Resonant infiltration of an opal: reflection lineshape and contribution from in-depth regions

TL;DR

This paper investigates how resonant infiltration affects the optical reflection of artificial opals, revealing that the response oscillates with infiltration depth and depends on incidence angle and polarization, indicating deep infiltration effects.

Contribution

It introduces a stratified effective index model to analyze resonant infiltration effects and demonstrates the spatial oscillation of the resonant response with infiltration position.

Findings

Resonant response oscillates with infiltration depth.

Reflection shape varies sharply with incidence angle and polarization.

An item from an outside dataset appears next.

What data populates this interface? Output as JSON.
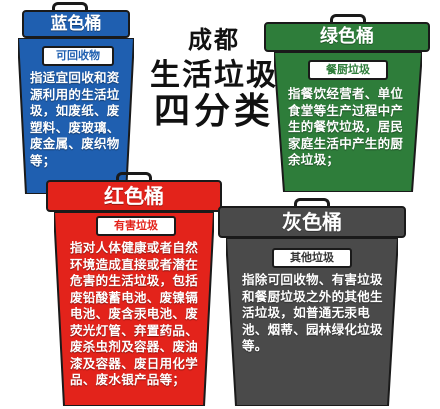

Deep infiltration influences the global optical response.

Abstract

We analyze the resonant variation of the optical reflection on an infiltrated artificial opal made of transparent nanospheres. The resonant infiltration is considered as a perturbation in the frame of a previously described one-dimensional model based upon a stratified effective index. We show that for a thin slice of resonant medium, the resonant response oscillates with the position of this slice. We derive that for adequate conditions of incidence angle, this spatially oscillating behavior matches the geometrical periodicity of the opal, and hence the related density of resonant infiltration. Close to these matching conditions, the resonant response of the global infiltration varies sharply in amplitude and shape with the incidence angle and polarization. The corresponding resonant reflection originates from a rather deep infiltration, up to several wavelengths or layers of spheres. Finally, we discuss the relationship between the present predictions and our previous observations on an opal infiltrated with a resonant vapor.